CDPH anticipates receiving 23,000 doses in the initial batch, though reports of those numbers have fluctuated. Health officials say additional doses of the vaccine will arrive in Chicago every week thereafter, though exactly how many is unclear.
After frontline health care workers, the city says priority will be given to: residents and staff at long-term care facilities, workers in essential and critical industries including emergency services personnel, people at high risk for severe COVID-19 illness due to underlying medical conditions and people ages 65 and older.
According to the CDC, pregnant women and people under the age of 16 should not receive the COVID-19 vaccine until more testing has been done, which could take place as soon as January, National Institute of Allergy and Infectious Diseases Director Dr. Anthony Fauci said.
Illinois Gov. J.B. Pritzker and Illinois Department of Public Health Director Dr. Ngozi Ezike have reminded residents that the general public will not receive the vaccine for several months, but more details will become available over the next few weeks.
Illinois and Chicago officials explained that people will know when it is their turn based on a major upcoming messaging campaign and through working with employers and healthcare providers.
City officials said the goal is for all adults in Chicago to be vaccinated at no cost to the individual in 2021 through doctors’ offices, retail pharmacies, hospitals, health centers and other providers.

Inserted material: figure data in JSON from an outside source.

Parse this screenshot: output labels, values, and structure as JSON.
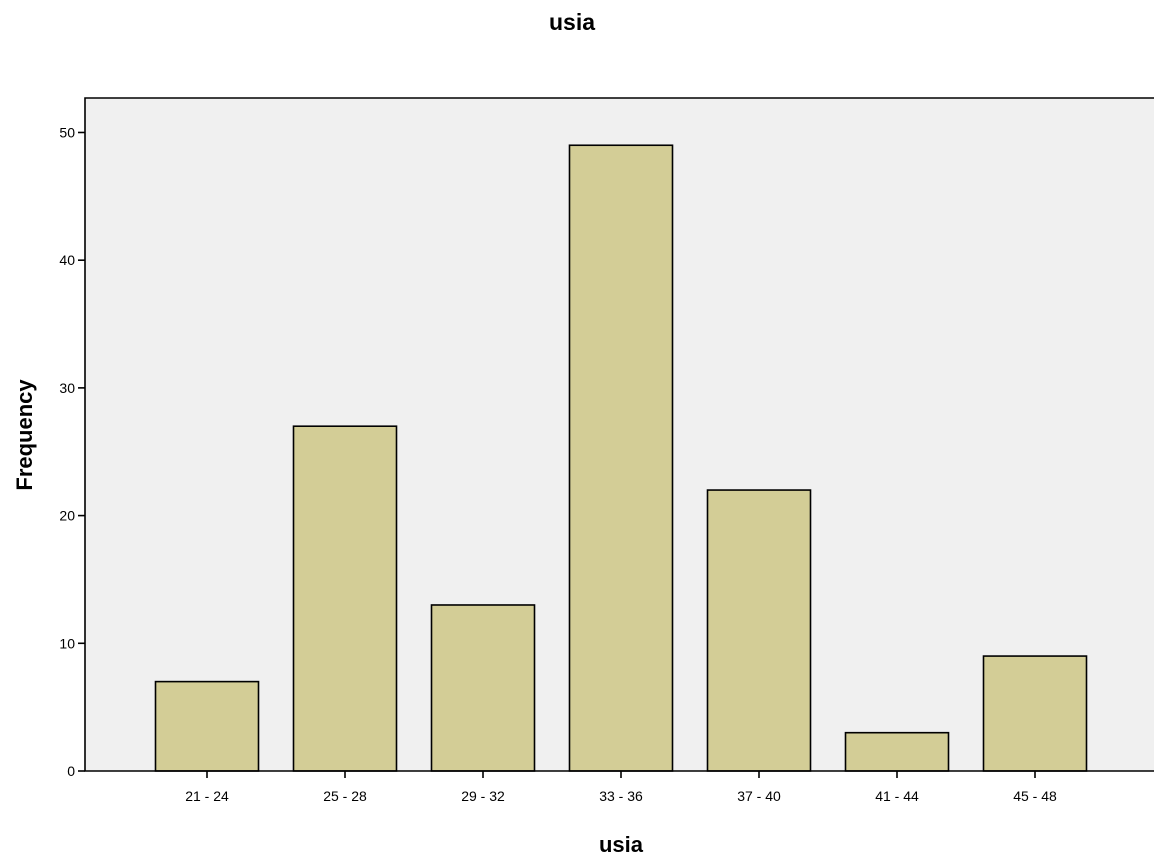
{
  "chart_data": {
    "type": "bar",
    "title": "usia",
    "xlabel": "usia",
    "ylabel": "Frequency",
    "categories": [
      "21 - 24",
      "25 - 28",
      "29 - 32",
      "33 - 36",
      "37 - 40",
      "41 - 44",
      "45 - 48"
    ],
    "values": [
      7,
      27,
      13,
      49,
      22,
      3,
      9
    ],
    "ylim": [
      0,
      52.7
    ],
    "yticks": [
      0,
      10,
      20,
      30,
      40,
      50
    ],
    "grid": false,
    "colors": {
      "bar_fill": "#d3cd96",
      "plot_background": "#f0f0f0"
    }
  }
}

Where Can I Get the Vaccine When It’s Available to Me?
According to the IDPH website, hospitals will provide the COVID-19 vaccine to healthcare workers in the initial dose.
As the vaccine is able to be more widely distributed, several thousand providers will carry the vaccine from doctors’ offices and retail pharmacies to hospitals and Federally Qualified Health Centers.
Ezike has also noted that she hopes the state can provide a vaccination process similar to testing where people can do drive-through vaccinations in communities’ churches and hospitals.
Will I Have Any Side Effects From Taking the Vaccine?
Health officials have warned of potential mild side effects with the coronavirus vaccine based on clinical studies, however they are likely signs of building protection.
Former FDA Chief Dr. Margaret Hamburg told CNBC that side effects from the COVID-19 vaccine are indications that the shots are helping build protection against the disease.
“You’ll know when you get the vaccine, but that also tells you it’s working and that your body is responding,” added Hamburg.
Health experts have shared that 25-50% of the 75,000 patients involved in the Pfizer and Moderns trials experienced some side effects. These primarily included flu-like symptoms, such as:
- Pain, redness and swelling at the injection site
- Muscle soreness
- Loss of appetite
Similar to all vaccines, the coronavirus vaccine has a low risk for allergic reactions. In Britain, two individuals had an allergic reaction to the vaccine since vaccinations began last Tuesday. According to reports, the two both have a history of allergies.
Can I Get COVID-19 From the Vaccine?
No. Health experts have explained that the vaccine itself does not contain the live COVID-19 virus.
Arwady said people who take the vaccine cannot contract the coronavirus, but symptoms may temporarily look similar.